Final result of Stockfish 130724 on Sunday on my LS-Website, if all works correct (its very, very hot in Berlin at the moment, I hope my PCs dont crash...). What I can say now is, that this version is not a regression, but a (little) progress to Stockfish 130623, which was the latest full testrun of a Stockfish in the LS-ratinglist...but there are still 2000 games to play...

And the regression of 13 Elo that I found in Stockfish 130721 is not sure. I aborted that testrun after 2600 games, so the errorbar of that result (Stockfish 130721) is +/-10 Elo. So perhaps the regession is perhaps only -3 Elo?!?

Best - Stefan
User avatar
pohl4711
Posts: 2901
Joined: Sat Sep 03, 2011 7:25 am
Location: Berlin, Germany
Full name: Stefan Pohl

Re: LS-ratinglist (news & comments)

Post by pohl4711 »

The result of Stockfish 130724 is now online. Next test Stockfish 130727 - lets see, if the super-patch of Tom Vijlbrief is really worth a +10 Elo increase (against the top 10 engines of computerchess - not only against Stockfish 3)...Stay tuned!

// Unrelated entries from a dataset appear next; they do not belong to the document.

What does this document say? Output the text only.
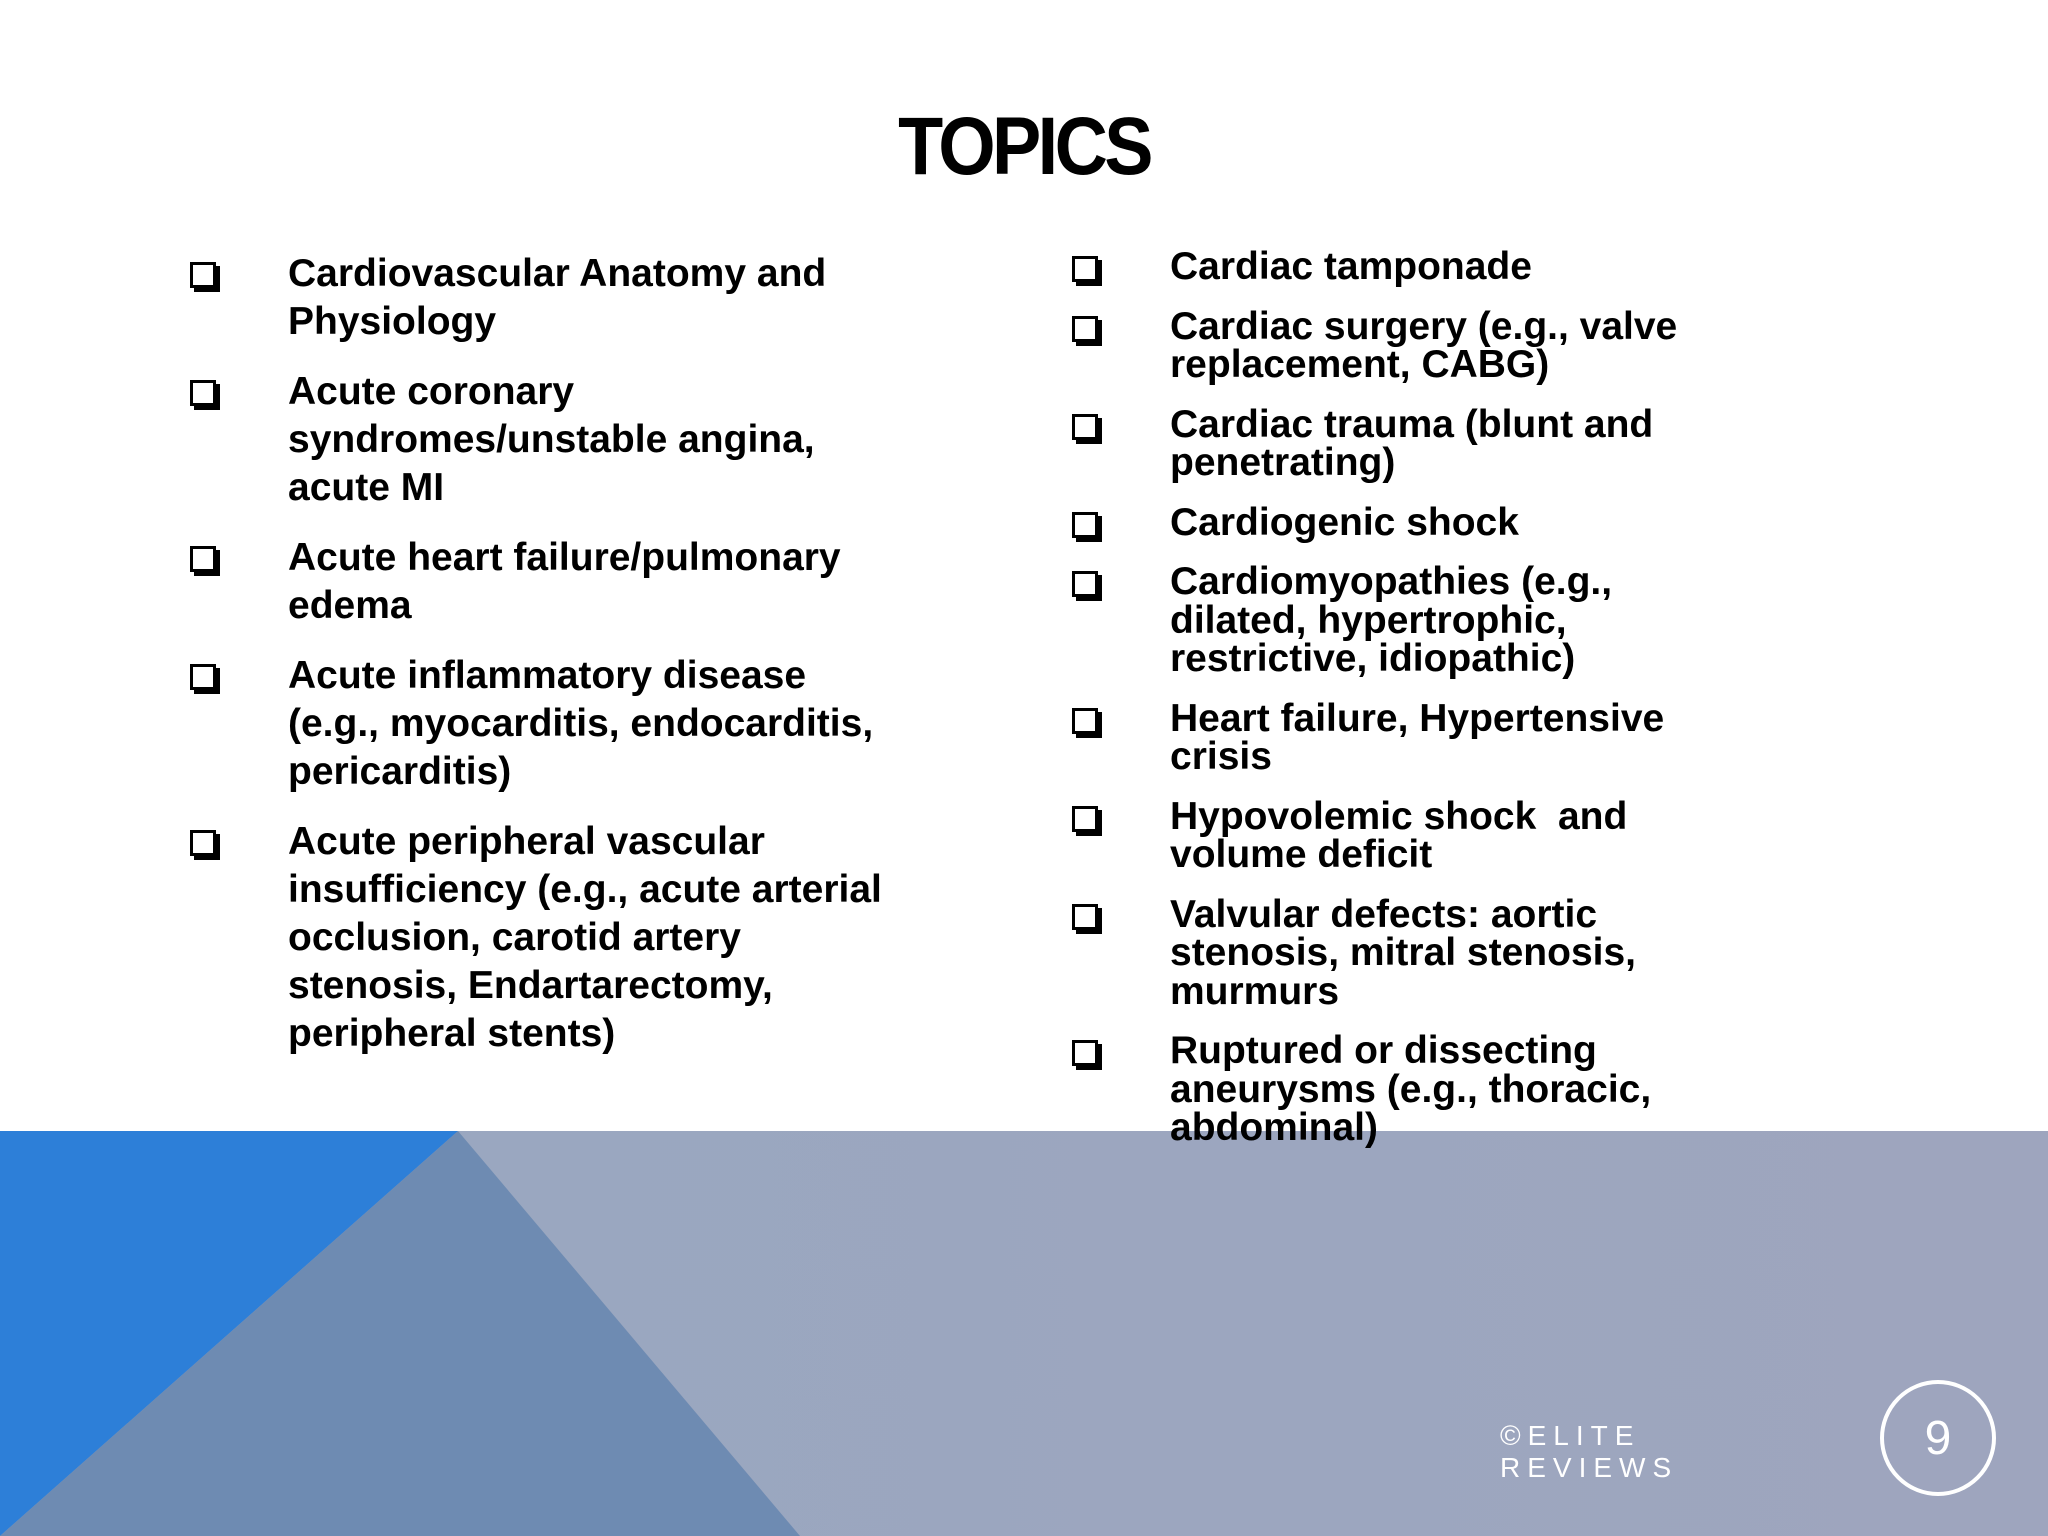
TOPICS
Cardiovascular Anatomy and Physiology
Acute coronary syndromes/unstable angina, acute MI
Acute heart failure/pulmonary edema
Acute inflammatory disease (e.g., myocarditis, endocarditis, pericarditis)
Acute peripheral vascular insufficiency (e.g., acute arterial occlusion, carotid artery stenosis, Endartarectomy, peripheral stents)
Cardiac tamponade
Cardiac surgery (e.g., valve replacement, CABG)
Cardiac trauma (blunt and penetrating)
Cardiogenic shock
Cardiomyopathies (e.g., dilated, hypertrophic, restrictive, idiopathic)
Heart failure, Hypertensive crisis
Hypovolemic shock  and volume deficit
Valvular defects: aortic stenosis, mitral stenosis, murmurs
Ruptured or dissecting aneurysms (e.g., thoracic, abdominal)
©ELITE REVIEWS
9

http://ls-ratinglist.beepworld.de

(Perhaps you have to clear your browsercache or reload the website)


Stefan
User avatar
pohl4711
Posts: 2901
Joined: Sat Sep 03, 2011 7:25 am
Location: Berlin, Germany
Full name: Stefan Pohl

Re: LS-ratinglist (news & comments)

Post by pohl4711 »

pohl4711 wrote:The result of Stockfish 130724 is now online. Next test Stockfish 130727 - lets see, if the super-patch of Tom Vijlbrief is really worth a +10 Elo increase (against the top 10 engines of computerchess - not only against Stockfish 3)...Stay tuned!
Intermediate result of Stockfish 130727: 2100 games played, +12 Elo to Stockfish 130724(!) But after 2100 games Stockfish 130724 was +6 Elo to Stockfish 130623 and at the end (after 10000 games) it was less than +1 Elo...So I believe that Stockfish 130727 finally will be around 5-7 Elo stronger than Stockfish 130724 - that would still be a great result for one patch. But we will see (on wednesday, if all works correct).

Stefan
User avatar
Eelco de Groot
Posts: 4697
Joined: Sun Mar 12, 2006 2:40 am
Full name:   Eelco de Groot

Re: LS-ratinglist (news & comments)

Post by Eelco de Groot »

Great! Thanks Stefan! Some of the credit for this version should go to Ryan Takker who rewrote and reduced the impact of some of the piece square tables while improving elo. But it also shows that king safety can and could still be improved and that not everybody is immune to king attacks yet :) I hope your testcomputer room is not like a sauna!

Eelco
Debugging is twice as hard as writing the code in the first
place. Therefore, if you write the code as cleverly as possible, you
are, by definition, not smart enough to debug it.
-- Brian W. Kernighan